Kato H, Morioka H, Tsutsui H, Aramaki S, Torigoe T
Cancer. 1982 Oct 1;50(7):1294-6. doi: 10.1002/1097-0142(19821001)50:7<1294::aid-cncr2820500712>3.0.co;2-k.
The value of a tumor-antigen (TA-4) of squamous cell carcinoma in evaluating the extent of disease was studied in patients who primarily had surgical treatments with a diagnosis of cervical squamous cell carcinoma. Pretreatment serum TA-4 levels were determined by a radioimmunoassay method. The extent of disease was determined by surgical evaluation and postoperative histologic examinations. Furthermore, all patients were followed for at least two years, and those patients who developed recurrence at the sites which were unresectable by radical hysterectomy were retrospectively regarded as the unresectable case.
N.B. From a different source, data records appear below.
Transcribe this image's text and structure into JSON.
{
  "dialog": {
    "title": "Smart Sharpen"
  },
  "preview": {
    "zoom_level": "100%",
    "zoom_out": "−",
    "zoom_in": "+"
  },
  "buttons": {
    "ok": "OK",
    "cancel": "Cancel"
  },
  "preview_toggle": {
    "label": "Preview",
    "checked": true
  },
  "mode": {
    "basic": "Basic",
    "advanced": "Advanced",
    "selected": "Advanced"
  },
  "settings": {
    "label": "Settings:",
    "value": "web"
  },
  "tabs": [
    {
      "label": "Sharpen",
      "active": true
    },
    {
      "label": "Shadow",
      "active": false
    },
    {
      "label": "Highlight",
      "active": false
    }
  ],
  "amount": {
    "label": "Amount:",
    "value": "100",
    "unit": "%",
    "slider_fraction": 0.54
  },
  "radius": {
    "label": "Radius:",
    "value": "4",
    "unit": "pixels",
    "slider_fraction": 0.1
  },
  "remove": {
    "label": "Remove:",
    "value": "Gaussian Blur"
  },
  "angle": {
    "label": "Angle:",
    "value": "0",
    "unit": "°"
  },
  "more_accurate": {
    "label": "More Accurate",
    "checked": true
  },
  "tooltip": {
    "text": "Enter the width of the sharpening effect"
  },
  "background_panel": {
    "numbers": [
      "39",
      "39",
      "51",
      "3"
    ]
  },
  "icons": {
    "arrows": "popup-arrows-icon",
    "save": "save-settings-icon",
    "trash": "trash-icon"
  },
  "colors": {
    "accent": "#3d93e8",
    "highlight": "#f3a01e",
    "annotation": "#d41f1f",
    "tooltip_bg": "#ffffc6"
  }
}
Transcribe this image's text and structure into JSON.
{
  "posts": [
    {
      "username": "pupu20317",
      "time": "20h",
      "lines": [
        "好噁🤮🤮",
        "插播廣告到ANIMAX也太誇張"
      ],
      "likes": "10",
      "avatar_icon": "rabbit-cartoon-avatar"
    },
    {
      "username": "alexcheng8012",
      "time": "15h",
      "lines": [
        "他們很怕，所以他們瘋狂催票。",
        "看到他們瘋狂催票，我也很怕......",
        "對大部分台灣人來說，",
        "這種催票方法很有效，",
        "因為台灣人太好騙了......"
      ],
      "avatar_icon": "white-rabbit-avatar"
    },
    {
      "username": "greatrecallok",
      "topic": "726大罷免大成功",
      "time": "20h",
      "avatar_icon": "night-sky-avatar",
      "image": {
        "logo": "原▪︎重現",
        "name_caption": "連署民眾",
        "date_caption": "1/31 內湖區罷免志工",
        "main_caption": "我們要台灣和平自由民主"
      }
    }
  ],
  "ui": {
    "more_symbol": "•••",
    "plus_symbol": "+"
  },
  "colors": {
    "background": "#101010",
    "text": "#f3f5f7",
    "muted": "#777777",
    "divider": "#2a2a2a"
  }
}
It was found that serum TA-4 levels reflected the extent of disease, and that high pretreatment TA-4 levels indicated the presence of the widespread tumor which was unresectable by radical hysterectomy.
在主要接受手术治疗且诊断为宫颈鳞状细胞癌的患者中,研究了鳞状细胞癌肿瘤抗原(TA - 4)在评估疾病范围方面的价值。术前血清TA - 4水平通过放射免疫测定法测定。疾病范围通过手术评估和术后组织学检查确定。此外,所有患者至少随访两年,那些在根治性子宫切除无法切除的部位出现复发的患者被回顾性地视为不可切除病例。结果发现,血清TA - 4水平反映了疾病范围,术前TA - 4水平高表明存在根治性子宫切除无法切除的广泛肿瘤。